The sentencings mark the latest developments in the long-running legal case involving 1 Global, which is accused of defrauding 3,600 clients out of $320 million.

Two Florida securities attorneys and the former chief operating officer for 1 Global Capital were sentenced to stints in federal prison for participating in a securities fraud that fleeced thousands of investors throughout the country, the Justice Department announced.

Steven Allen Schwartz, the company’s former COO, pleaded guilty to one count of conspiracy to commit wire fraud and securities fraud, and was sentenced to 24 months in prison and ordered to pay more than $36 million in restitution for victims. Attorney Andrew Dale Ledbetter pleaded guilty to identical charges, and was sentenced to 60 months in prison and ordered to pay nearly $149 million, while Jan Douglas Atlas also pleaded guilty, and got eight months in prison and an order to pay more than $29 million in restitution, according to the DOJ.

The three sentences mark the latest developments in the long-running legal case involving 1 Global. In August 2018, the Securities and Exchange Commission charged the company and former CEO Carl Ruderman with defrauding at least 3,600 investors by raising more than $320 million in illegal, unregistered securities between 2014 and July 2018.

Ledbetter acted “in a fundraising capacity” for 1 Global beginning around 2015, while Atlas served as an outside counsel for the company, the DOJ claimed.

“(Ledbetter and Atlas) acted as outside counsel for 1 Global and knew that if 1 Global’s investment offering were determined to be a security, it would undermine the ability of 1 Global to raise funds from retail investors and continue to operate without substantial additional expenses and reporting requirements,” the original complaint against Ledbetter from September 2020 read.

Therefore, Atlas was instructed to write opinion letters with false information, with the understanding they’d be used to conduct the business illegally. In these opinion letters, Atlas wrote that 1 Global’s notes were likely not securities, according to SEC complaints filed against Atlas and Ledbetter in 2020. Ledbetter then used these opinion letters to continue raising money in pitches to investment advisors and investors, according to the DOJ.

Ledbetter personally raised more than $100 million via his own pitches and by enticing investment advisors to join 1 Global, and received about $3 million during the course of the scheme, most of which came as commissions (Atlas received about $627,000 from Ledbetter’s commissions). Though both Ledbetter and Atlas worked for the same law firm, neither of them disclosed the commissions they pocketed to that firm.

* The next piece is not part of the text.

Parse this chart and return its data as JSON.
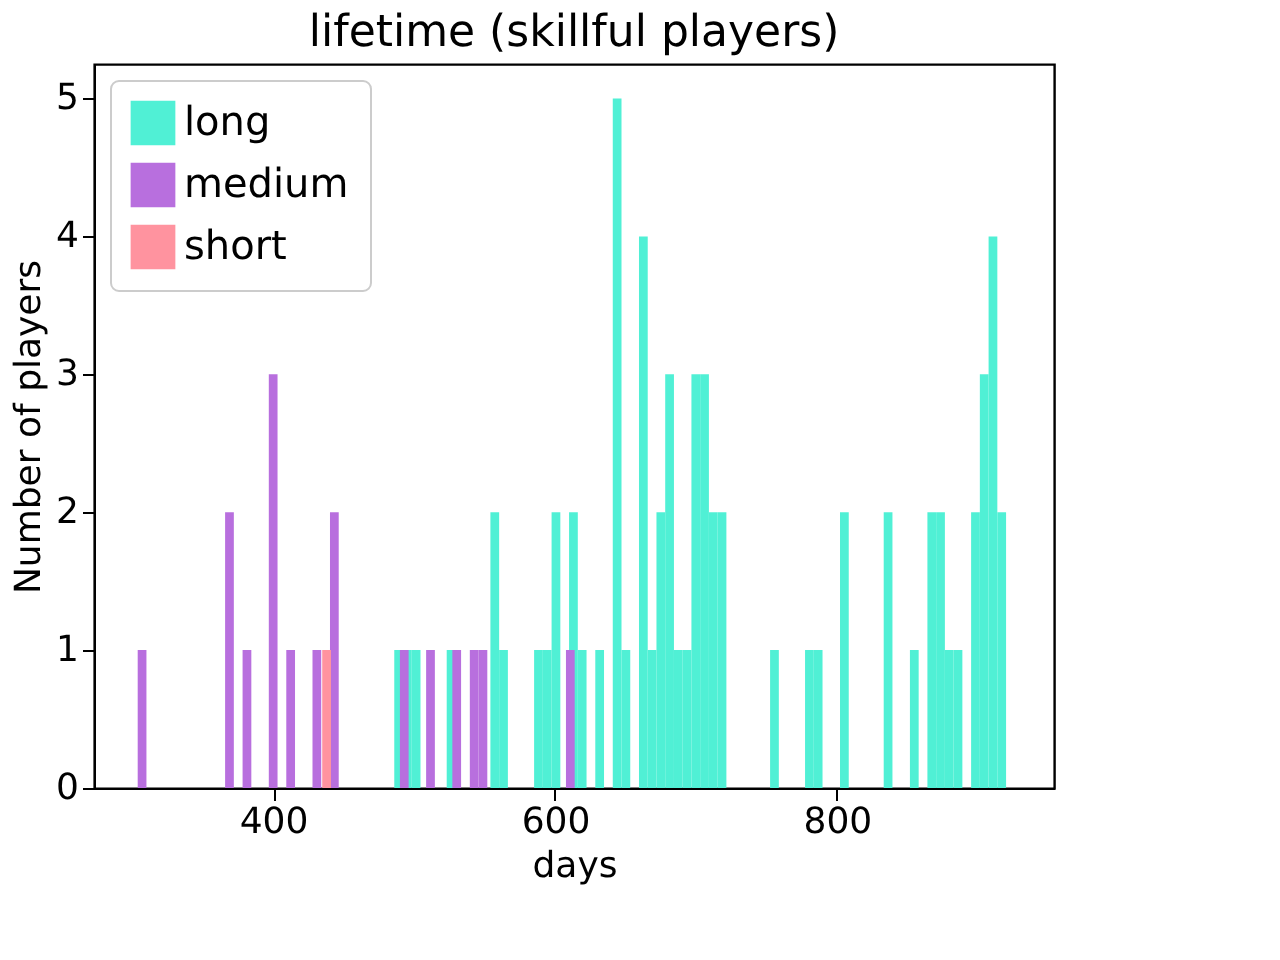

Both the SEC and the Justice Department have previously pursued cases against individuals involved in the 1 Global Capital scheme. In January 2020, Alan Heide, the company’s former chief financial officer, was sentenced to five years in prison and ordered to pay restitution totaling more than $57 million. Earlier this year, the SEC charged four individuals (including a father and son) for acting as unregistered brokers and illegally selling at least $24 million in unregistered securities on behalf of 1 Global. The commission had previously charged a Tennessee-based unregistered broker and his firm for pocketing more than $3.5 million in commissions after allegedly selling fraudulent securities to more than 630 investors.